Présenté comme inoffensif par ses défenseurs, ce pesticide fait en effet l’objet d’une inquiétude croissante dans le monde scientifique sur la santé humaine. Plusieurs travaux récents alertent sur ses effets potentiels pour le système nerveux, la fertilité, le développement prénatal ou encore un lien possible avec des troubles du métabolisme, comme le diabète de type 2. Chez l’humain, la molécule a été détectée dans l’urine, le sang ou le liquide cérébral, y compris chez des enfants malades ou des nouveau-nés de petit poids. En 2022, des traces de la substance ont été retrouvées dans des prélèvements effectués chez des enfants atteints d’une leucémie ou d’un cancer du système lymphatique. Si les données restent encore partielles, les signaux d’alerte s’accumulent. Conséquence, au niveau européen, l’acétamipride reste autorisé mais il est désormais sous surveillance renforcée. Cette substance doit faire l’objet d’un réexamen complet d’ici à 2033, dans le cadre du processus d’évaluation prévu pour tous les pesticides homologués dans l’Union européenne.
En septembre dernier, l’Autorité européenne de sécurité des aliments (EFSA), chargée d’évaluer les risques sanitaires liés à l’alimentation, à l’environnement et aux pesticides, a recommandé de diviser par cinq la «dose journalière acceptable» d’acétamipride et sa «dose de référence aiguë» (la quantité maximale qu’un consommateur peut ingérer ponctuellement sans danger), en raison de «préoccupations légitimes» et d’importantes incertitudes scientifiques.

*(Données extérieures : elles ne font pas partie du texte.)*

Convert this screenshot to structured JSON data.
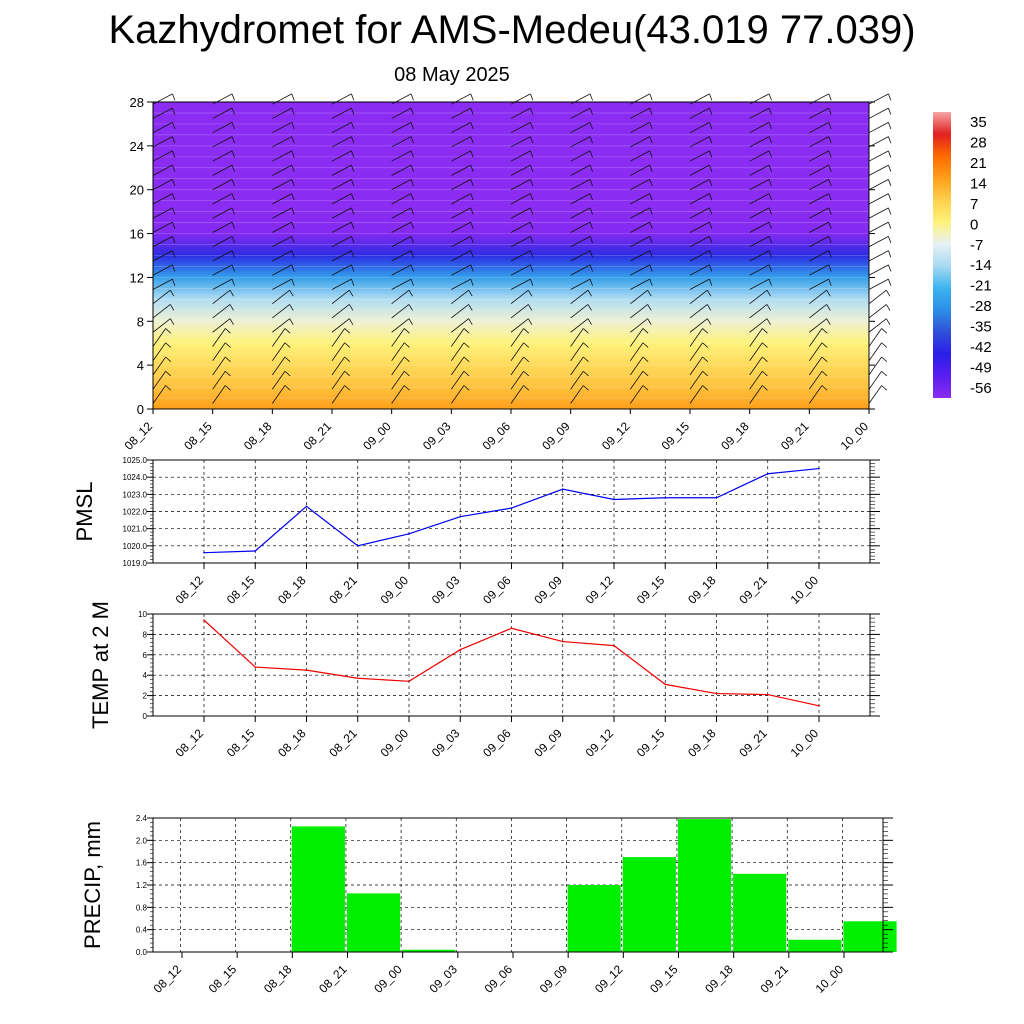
{
  "header": {
    "title": "Kazhydromet for AMS-Medeu(43.019 77.039)",
    "subtitle": "08 May 2025"
  },
  "time_labels": [
    "08_12",
    "08_15",
    "08_18",
    "08_21",
    "09_00",
    "09_03",
    "09_06",
    "09_09",
    "09_12",
    "09_15",
    "09_18",
    "09_21",
    "10_00"
  ],
  "colorbar": {
    "labels": [
      "35",
      "28",
      "21",
      "14",
      "7",
      "0",
      "-7",
      "-14",
      "-21",
      "-28",
      "-35",
      "-42",
      "-49",
      "-56"
    ],
    "colors": [
      "#f7a6a6",
      "#e02020",
      "#ff6a00",
      "#ff9f1a",
      "#ffd04d",
      "#fff27a",
      "#e6f1f6",
      "#a9daf2",
      "#3cb4f0",
      "#2c8fe6",
      "#3050d8",
      "#2a1ee8",
      "#5a1ef0",
      "#8a2cf2"
    ]
  },
  "chart_data": [
    {
      "type": "heatmap",
      "title": "",
      "ylabel": "",
      "ylim": [
        0,
        28
      ],
      "yticks": [
        "0",
        "4",
        "8",
        "12",
        "16",
        "20",
        "24",
        "28"
      ],
      "categories": [
        "08_12",
        "08_15",
        "08_18",
        "08_21",
        "09_00",
        "09_03",
        "09_06",
        "09_09",
        "09_12",
        "09_15",
        "09_18",
        "09_21",
        "10_00"
      ],
      "levels": [
        0,
        2,
        4,
        6,
        8,
        10,
        12,
        14,
        16,
        18,
        20,
        22,
        28
      ],
      "values": [
        [
          14,
          9,
          5,
          0,
          -5,
          -13,
          -25,
          -40,
          -55,
          -60,
          -57,
          -56,
          -56
        ]
      ],
      "colors": {
        "freezing_level_km": 9.5
      },
      "wind_barbs": true
    },
    {
      "type": "line",
      "ylabel": "PMSL",
      "ylim": [
        1019.0,
        1025.0
      ],
      "yticks": [
        "1019.0",
        "1020.0",
        "1021.0",
        "1022.0",
        "1023.0",
        "1024.0",
        "1025.0"
      ],
      "categories": [
        "08_12",
        "08_15",
        "08_18",
        "08_21",
        "09_00",
        "09_03",
        "09_06",
        "09_09",
        "09_12",
        "09_15",
        "09_18",
        "09_21",
        "10_00"
      ],
      "values": [
        1019.6,
        1019.7,
        1022.3,
        1020.0,
        1020.7,
        1021.7,
        1022.2,
        1023.3,
        1022.7,
        1022.8,
        1022.8,
        1024.2,
        1024.5
      ],
      "color": "#0000ee"
    },
    {
      "type": "line",
      "ylabel": "TEMP at 2 M",
      "ylim": [
        0,
        10
      ],
      "yticks": [
        "0",
        "2",
        "4",
        "6",
        "8",
        "10"
      ],
      "categories": [
        "08_12",
        "08_15",
        "08_18",
        "08_21",
        "09_00",
        "09_03",
        "09_06",
        "09_09",
        "09_12",
        "09_15",
        "09_18",
        "09_21",
        "10_00"
      ],
      "values": [
        9.4,
        4.8,
        4.5,
        3.7,
        3.4,
        6.5,
        8.6,
        7.3,
        6.9,
        3.1,
        2.2,
        2.1,
        1.0
      ],
      "color": "#ee0000"
    },
    {
      "type": "bar",
      "ylabel": "PRECIP, mm",
      "ylim": [
        0,
        2.4
      ],
      "yticks": [
        "0.0",
        "0.4",
        "0.8",
        "1.2",
        "1.6",
        "2.0",
        "2.4"
      ],
      "categories": [
        "08_12",
        "08_15",
        "08_18",
        "08_21",
        "09_00",
        "09_03",
        "09_06",
        "09_09",
        "09_12",
        "09_15",
        "09_18",
        "09_21",
        "10_00"
      ],
      "values": [
        0,
        0,
        2.25,
        1.05,
        0.04,
        0,
        0,
        1.2,
        1.7,
        2.38,
        1.4,
        0.22,
        0.55
      ],
      "color": "#00ee00"
    }
  ]
}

Le 11 juillet, des députés de gauche ont saisi le Conseil constitutionnel, estimant que la loi était incompatible avec les exigences de protection de l’environnement et le droit à la santé. Selon eux, le texte permettrait une réintroduction immédiate de l’acétamipride en cas de «menace grave compromettant la production agricole», une notion floue, non définie par la loi. Ils pointent aussi l’absence de restriction à certaines cultures, l’absence de limite stricte dans le temps, et une simple clause de réexamen au bout de trois ans, puis chaque année.
Dans leur recours, ils estiment que cette dérogation contrevient à deux principes constitutionnels : le principe de précaution, qui oblige à prévenir des dommages environnementaux graves même en cas d’incertitude scientifique, et le principe de non-régression, qui interdit de revenir en arrière sur les avancées en matière de protection de l’environnement.
Un autre point de tension concerne l’indépendance de l’Anses, l’agence chargée d’évaluer la toxicité des pesticides. Un décret publié début juillet prévoit qu’elle devra accorder la priorité à certains usages agricoles définis par le ministère de l’Agriculture. En clair, ce sont les demandes du ministère qui passeront en haut de la pile. Pour l’opposition, cela revient à placer l’agence sous tutelle. L’agence, elle, assure qu’elle «évaluera les conséquences» de cette mesure.
Le Conseil constitutionnel doit rendre sa décision dans les prochaines semaines.